Dorf als Forschungsobjekt
Genau dieses Zusammenspiel von Internetangebot und Attraktivität eines Dorfes wird gerade wissenschaftlich geprüft. An einem vom Bundesamt für Bauwesen und Raumordnung geförderten Projekt soll exemplarisch in den Gemeinden Groß-Pankow bei Parchim, Milmersdorf (Uckermark) und Neupetershain (Oberspreewald-Lausitz) getestet werden, ob schnelles Internet ein Dörfchen für Jugend und Familien interessanter macht. Geforscht wird noch bis 2011.
Andernorts haben Bürger dies schon erkannt und aus der Not eine Tugend gemacht. Beispiel Gablenz nahe Stollberg. Auch diesen Ort wollte kein Netzbetreiber mit einer Kabelverbindung ans Internet anschließen - wegen zu hoher Kosten. Das war vor über vier Jahren, Förderprogramme gab es damals noch nicht. Also fanden sich 30 Einwohner und gründeten einen Verein. Jeder zahlte 150 Euro Startkapital. Zusammen mit einem zinsfreien Darlehen der Stadt Sollberg kamen die Leute auf 7500 Euro.
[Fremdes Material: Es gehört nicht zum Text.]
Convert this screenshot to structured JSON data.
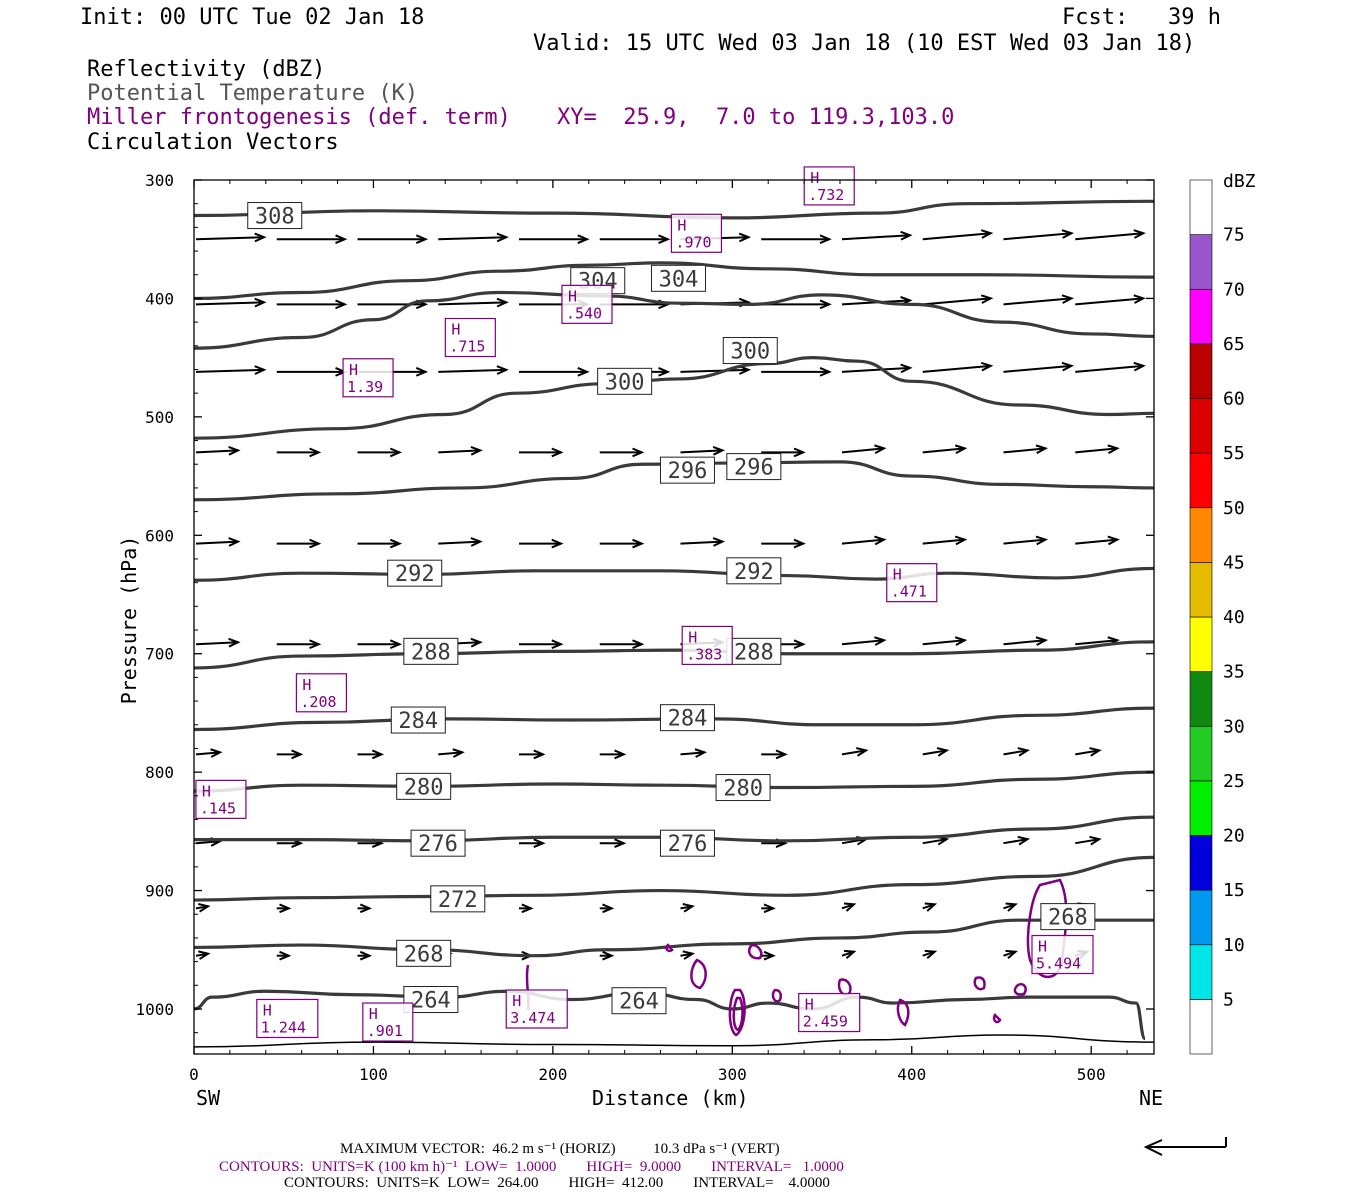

Sie entschieden sich für eine Funklösung. Dafür war der 28-Meter-Schornstein der Stollberger Stadtwerke genau richtig. Das Unternehmen erlaubte die Montage einer Gitterantenne, die wiederum an die DSL-Kabelverbindung in Stollberg angeschlossen war.
Mit weiteren Verteilerantennen kommt das Internet seither - immerhin mit drei Megabit die Sekunde - vom Schornstein in nunmehr 100 Haushalte.